Nearly 47 million Americans–1.7 million of whom live in North Carolina–rely on food stamps to meet some or all of their daily nutritional needs. During economic downturns SNAP helps families stretch tight budgets and put food on the table. SNAP benefits also provide much-needed cash infusions of federal dollars into local communities during tough times. Studies estimate that every $1 spent on food stamps creates $1.79 in stimulus.
Half of all SNAP participants are children under the age of 18. SNAP plays an important role in preserving children’s health and well-being. In 2010, food stamps prevented an estimated 2 million children from slipping below the federal poverty line. Nutrition benefits also help to reduce the likelihood of food insecurity for vulnerable children.

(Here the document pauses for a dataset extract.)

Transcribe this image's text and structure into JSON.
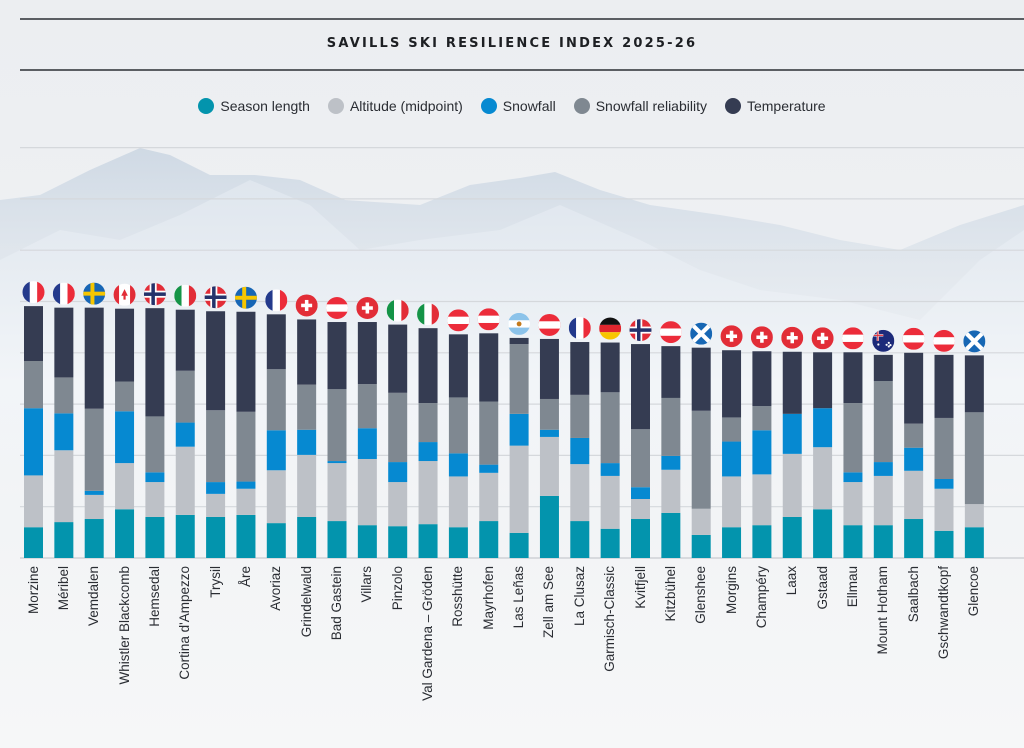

Inadequate nutrition, especially when experienced during the earliest years of life as children undergo rapid growth in their bodies and brains, can have devastating consequences for future health status. Infants and toddlers from food-insecure families are 90 percent more likely to be in fair or poor health, and 30 percent more likely to be hospitalized, than their counterparts in food-secure households. Food insecurity is also associated with negative health outcomes in older children, including poorer physical health, decreased school achievement in reading and math, and behavioral and psychological conditions.
The House may reconsider its farm bill after the July 4 recess, or take up the Senate version of the bill which was passed earlier this month. The Senate plan preserves food stamp eligibility, excludes the House’s additional imposed requirements, and cuts the SNAP budget by $4 billion over the next 10 years.